No, the point of not talking to them is specifically to avoid that, they've got nobody to one-up.

This works, assuming you are talking about your hypothetical training route that you hypothetically run while training for your hypothetical half marathons.

If you are talking about actual neighbors I give it very short odds. You see, all those jerks probably aren't like you. They talk among themselves. They'll be checking in with each other in "what the heck did I do to you?" fashion and collecting denials. Eventually through collective thought and process of elimination they will come up with a limited number of neighbors who are sufficiently unknown and potentially despicable enough to be the rat in the woodpile, and once the number is sufficiently limited they will make all of them miserable as best they can.

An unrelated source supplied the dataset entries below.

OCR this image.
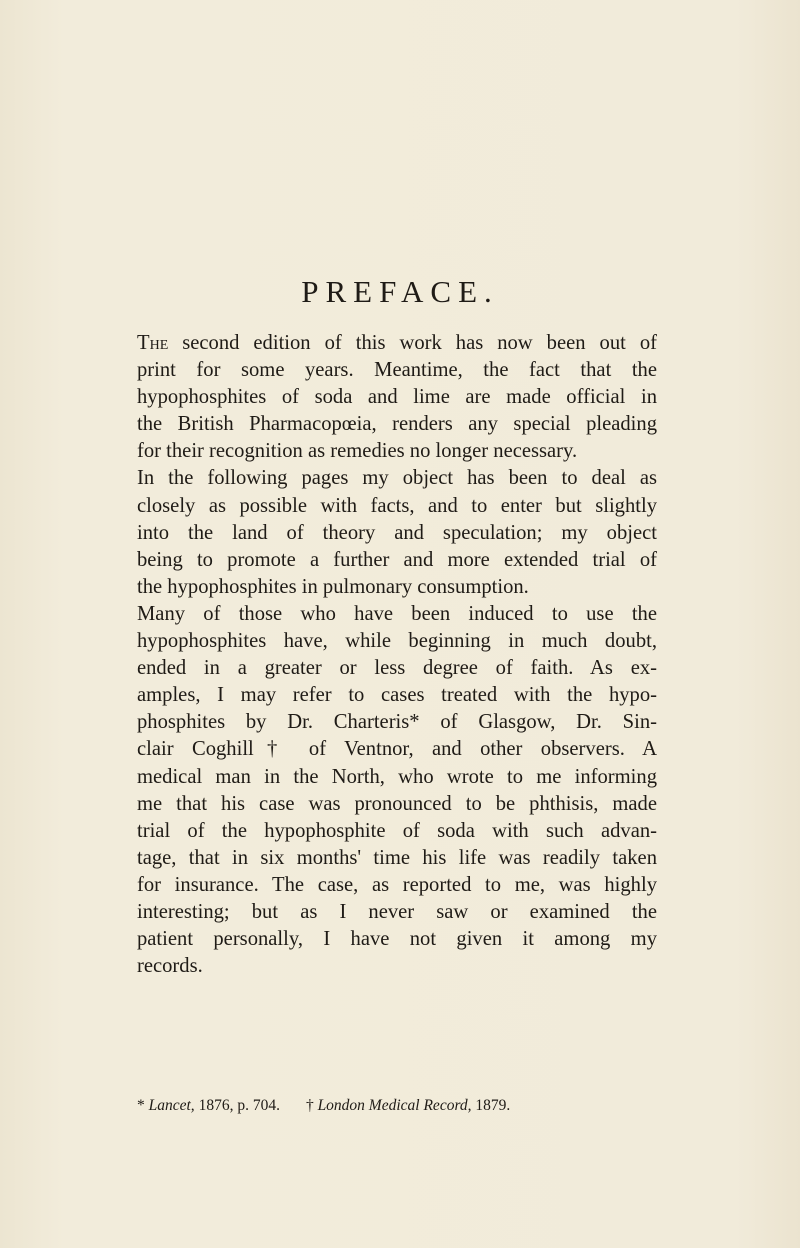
PREFACE.

The second edition of this work has now been out of
print for some years. Meantime, the fact that the
hypophosphites of soda and lime are made official in
the British Pharmacopœia, renders any special pleading
for their recognition as remedies no longer necessary.

In the following pages my object has been to deal as
closely as possible with facts, and to enter but slightly
into the land of theory and speculation; my object
being to promote a further and more extended trial of
the hypophosphites in pulmonary consumption.

Many of those who have been induced to use the
hypophosphites have, while beginning in much doubt,
ended in a greater or less degree of faith. As ex-
amples, I may refer to cases treated with the hypo-
phosphites by Dr. Charteris* of Glasgow, Dr. Sin-
clair Coghill† of Ventnor, and other observers. A
medical man in the North, who wrote to me informing
me that his case was pronounced to be phthisis, made
trial of the hypophosphite of soda with such advan-
tage, that in six months' time his life was readily taken
for insurance. The case, as reported to me, was highly
interesting; but as I never saw or examined the
patient personally, I have not given it among my
records.

* Lancet, 1876, p. 704. † London Medical Record, 1879.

Congratulations on performing your civic duty and making a better neighborhood for one and all.
 
I feel like I'm dipping my toe in a pool full of sharks. Or at least ill-tempered mutated sea bass, but... I don't think that you get to raise that as a threshold issue if you haven't made any such polite requests first.

Sure I do - I plan ahead responsibly, I'm not going to make a polite request unless I have a reasonable plan in place to deal with the people who refuse the requests when the only recourse to refused requests is exactly the same procedure I could have done without making the request in the first place.

This works, assuming you are talking about your hypothetical training route that you hypothetically run while training for your hypothetical half marathons.

I actually run 20k fairly regularly, on about a weekly basis, depending on how many sports I'm playing.

If you are talking about actual neighbors I give it very short odds. You see, all those jerks probably aren't like you. They talk among themselves. They'll be checking in with each other in "what the heck did I do to you?" fashion and collecting denials. Eventually through collective thought and process of elimination they will come up with a limited number of neighbors who are sufficiently unknown and potentially despicable enough to be the rat in the woodpile, and once the number is sufficiently limited they will make all of them miserable as best they can.

No, they now clear their sidewalks and don't get anymore bylaw visits, they're not nearly that commited to being jerks.
 
No, they now clear their sidewalks and don't get anymore bylaw visits, they're not nearly that commited to being jerks.

I'm not committed to being a jerk at all...but I'll hunt a rat out of a woodpile if I have to burn the entire woodpile in the process.

Different strokes for different folks.